Sometimes it takes a sport you don’t know at all to remind you just how universal is the love of games. Glasgow’s Commonwealth Games, like London’s Olympics before it, has offered those opportunities in abundance. For me it was the lawn bowls, whose crowded greens made it hard for a novice to work out which piece of play was being applauded at any one time.
Still, focusing in on the efforts of four portly men – who looked like the mates your dad goes to Santana gigs with – I realised that you didn’t need to be an expert. Anyone could appreciate the sight of a wood sliding towards the jack with silent-but-deadly precision. Anyone could enjoy the passion of the players waving it along with instructions to “Hurry, hurry! Squeeze up! Squeeeeze!”
Being distanced by ignorance offers a perspective that our own private passions can render impossible. Leave your personal arena of knowledge behind – the academe of cricket statistics, the tyranny of transfer window updates – and you can see, at a distance, sport’s primary, and enduring, purpose as entertainment. It doesn’t matter if you’re a professional or a semi-pro. Everyone at the bowls, whether they were in the crowd, or on the green, was pursuing a leisure activity.

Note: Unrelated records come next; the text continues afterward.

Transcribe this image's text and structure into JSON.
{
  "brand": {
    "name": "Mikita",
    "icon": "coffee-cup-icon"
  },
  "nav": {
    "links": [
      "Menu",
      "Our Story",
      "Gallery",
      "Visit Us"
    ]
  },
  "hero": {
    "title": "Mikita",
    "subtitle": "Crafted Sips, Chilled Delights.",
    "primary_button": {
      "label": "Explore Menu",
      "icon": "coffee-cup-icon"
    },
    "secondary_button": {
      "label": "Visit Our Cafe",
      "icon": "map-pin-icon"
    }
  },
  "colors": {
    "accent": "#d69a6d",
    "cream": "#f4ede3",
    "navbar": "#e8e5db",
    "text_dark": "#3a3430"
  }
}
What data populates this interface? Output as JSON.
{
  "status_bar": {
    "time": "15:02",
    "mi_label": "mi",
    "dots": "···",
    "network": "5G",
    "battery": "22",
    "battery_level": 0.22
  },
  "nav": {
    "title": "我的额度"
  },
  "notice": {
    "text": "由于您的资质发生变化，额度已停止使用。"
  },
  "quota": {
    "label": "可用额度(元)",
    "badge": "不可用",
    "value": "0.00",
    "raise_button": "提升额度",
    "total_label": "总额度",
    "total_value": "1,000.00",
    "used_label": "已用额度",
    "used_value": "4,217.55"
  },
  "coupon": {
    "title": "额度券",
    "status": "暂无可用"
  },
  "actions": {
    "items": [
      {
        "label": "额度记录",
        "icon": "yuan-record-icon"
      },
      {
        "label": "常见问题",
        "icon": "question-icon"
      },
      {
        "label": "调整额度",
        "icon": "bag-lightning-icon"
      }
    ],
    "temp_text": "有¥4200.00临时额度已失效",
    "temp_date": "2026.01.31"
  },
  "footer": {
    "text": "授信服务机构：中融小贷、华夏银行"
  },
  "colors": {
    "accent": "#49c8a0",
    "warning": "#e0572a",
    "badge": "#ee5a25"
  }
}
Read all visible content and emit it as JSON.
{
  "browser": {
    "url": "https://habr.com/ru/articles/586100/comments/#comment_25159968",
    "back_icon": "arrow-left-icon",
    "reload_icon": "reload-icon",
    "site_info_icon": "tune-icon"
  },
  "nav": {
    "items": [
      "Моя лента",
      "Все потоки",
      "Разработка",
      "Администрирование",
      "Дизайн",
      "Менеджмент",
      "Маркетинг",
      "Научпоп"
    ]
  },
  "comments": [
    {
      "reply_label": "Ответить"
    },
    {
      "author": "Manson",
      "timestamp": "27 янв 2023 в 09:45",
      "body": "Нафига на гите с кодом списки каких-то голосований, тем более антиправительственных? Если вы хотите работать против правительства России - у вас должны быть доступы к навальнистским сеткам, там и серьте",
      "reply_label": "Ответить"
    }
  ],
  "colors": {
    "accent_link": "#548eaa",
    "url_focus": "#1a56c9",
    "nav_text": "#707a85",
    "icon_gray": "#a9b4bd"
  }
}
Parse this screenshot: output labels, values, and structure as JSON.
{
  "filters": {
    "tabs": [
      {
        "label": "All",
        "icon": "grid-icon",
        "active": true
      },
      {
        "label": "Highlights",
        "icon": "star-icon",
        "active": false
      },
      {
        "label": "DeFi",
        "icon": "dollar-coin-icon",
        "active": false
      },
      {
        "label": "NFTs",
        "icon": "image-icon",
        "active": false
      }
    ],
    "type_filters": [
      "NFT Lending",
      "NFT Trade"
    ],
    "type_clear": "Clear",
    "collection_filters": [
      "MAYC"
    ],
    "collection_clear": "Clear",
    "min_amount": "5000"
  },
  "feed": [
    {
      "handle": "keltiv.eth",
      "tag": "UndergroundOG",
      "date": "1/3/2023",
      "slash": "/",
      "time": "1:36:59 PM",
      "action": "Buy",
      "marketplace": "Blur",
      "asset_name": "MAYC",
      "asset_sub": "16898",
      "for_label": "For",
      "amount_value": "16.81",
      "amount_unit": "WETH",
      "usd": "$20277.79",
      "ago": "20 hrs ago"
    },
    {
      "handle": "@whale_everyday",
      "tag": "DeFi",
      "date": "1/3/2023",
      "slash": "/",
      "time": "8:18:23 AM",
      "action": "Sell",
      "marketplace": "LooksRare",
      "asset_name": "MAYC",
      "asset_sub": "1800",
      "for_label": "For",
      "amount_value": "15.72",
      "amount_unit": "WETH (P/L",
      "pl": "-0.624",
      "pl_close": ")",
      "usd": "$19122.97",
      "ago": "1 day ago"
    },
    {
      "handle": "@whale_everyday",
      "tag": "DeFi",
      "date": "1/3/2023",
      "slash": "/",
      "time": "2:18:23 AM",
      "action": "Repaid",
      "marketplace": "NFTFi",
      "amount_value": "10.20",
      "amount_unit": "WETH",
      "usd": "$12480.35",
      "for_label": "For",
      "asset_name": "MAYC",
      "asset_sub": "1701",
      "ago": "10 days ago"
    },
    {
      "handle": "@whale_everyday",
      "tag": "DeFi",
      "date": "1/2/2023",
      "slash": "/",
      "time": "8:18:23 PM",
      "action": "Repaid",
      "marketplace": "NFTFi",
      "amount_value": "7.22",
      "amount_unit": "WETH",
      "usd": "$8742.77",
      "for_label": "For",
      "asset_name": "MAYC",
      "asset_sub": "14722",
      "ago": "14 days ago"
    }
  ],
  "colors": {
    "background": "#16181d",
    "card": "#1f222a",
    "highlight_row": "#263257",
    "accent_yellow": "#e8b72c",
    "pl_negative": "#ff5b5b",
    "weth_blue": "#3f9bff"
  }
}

It was something that couldn’t have been more apparent as you followed the families leaving the train station for Glasgow’s SECC over the past week. There was nothing charged about these crowds: people of all sporting persuasions and none, ready to cheer for their own athletes but others too.
It struck me that this must have been what it was like in the days when the Victorians invented sport – the pre-tribal era, when games were still a rare day out, and a walk to Wembley wasn’t laced with bitterness and danger. Before analysis of a football game became as complex as a stockbrokers’ tip sheet, and match results were reported with the seriousness of world war. An afternoon at the weightlifting in the Armadillo was enough to confirm this: you didn’t see many po-faces.
At this particular Friendly Games, the organisers have seemed determined to one-up London 2012 with their cheeriness. I’ve seen a mum feted like a medallist as she negotiated a double-buggy through security. I’ve seen a policeman race an eight-year-old (and lose). As for the foam-fingered volunteers, their mission is clear. “The Clydesiders will get upset if you don’t give them a high five,” a Glaswegian accent threatened through a Tannoy – you couldn’t get 50m down a road without being asked to go up top. Perhaps the entire city is on for some reward if their palm-slapping tally outdoes London’s.
It’s just one of the successful elements of That Shindig Two Years Ago that Glasgow has incorporated, from the stirring pre-match montages to the famous faces wishing you a safe journey from the giant screen as you leave. The only problem with repeating “surprise and delight” features is that they don’t surprise as much the second time round, and it was going to be impossible to recreate that Olympic spirit. Comparisons were always destined to be odious, as demonstrated perfectly by Usain Bolt’s ill-fated conversation about Glasgow’s damp charms.
Being at the London Games felt not just like you’d won the lottery – with the ticket ballot this was true – but that the prize itself had been a trip to the moon. The Commonwealth Games was never going to compete with that experience. It could have benefited from a bit of creative thinking, a little more originality. What the Commonwealths really has going it for it is that, unlike the Olympics, it can afford to take itself less seriously. There was a great example at the medal ceremony for the women’s team gymnastics, where the Australian firebrand Olivia Vivian led the crowd in a rousing chorus of “Aussie, Aussie, Aussie” from the podium. You can’t see that happening in front of Jacques Rogge.
There’s clearly a gap in the market here. The Olympics has become the Vichy government of sport. It is propped up by the commercial interests it protects with the chilling efficiency of a police state, while earnestly waving its five-ringed flag and talking of “spirit” and “values”. It proclaims itself above the “political” while enforcing its own message in a manner that amounts to censorship.
How wonderful it would be if, in the future, the Commonwealths didn’t attempt to ape its rich, glamorous cousin, but instead positioned itself as the anti-Olympics. Imagine it: an event where everyone agreed to admit that sport was about having fun, not the pursuit of long-compromised ideals. Where athletes could party with the crowd without fear of upsetting their sponsors. Where the politically minded could speak out, and no one was required to empty themselves of thought in return for the laminated accreditation round their neck.
The next Games takes place in Australia’s Gold Coast, a surfing haven with a tendency towards hedonism and no special reputation for high-minded rhetoric. It’s the perfect place for the Commonwealth Games to leave the shadow of the Olympics, shed its inferiority complex, and strike out on its own. Being the Friendly Games can mean more than people falling over themselves to wish you a good day.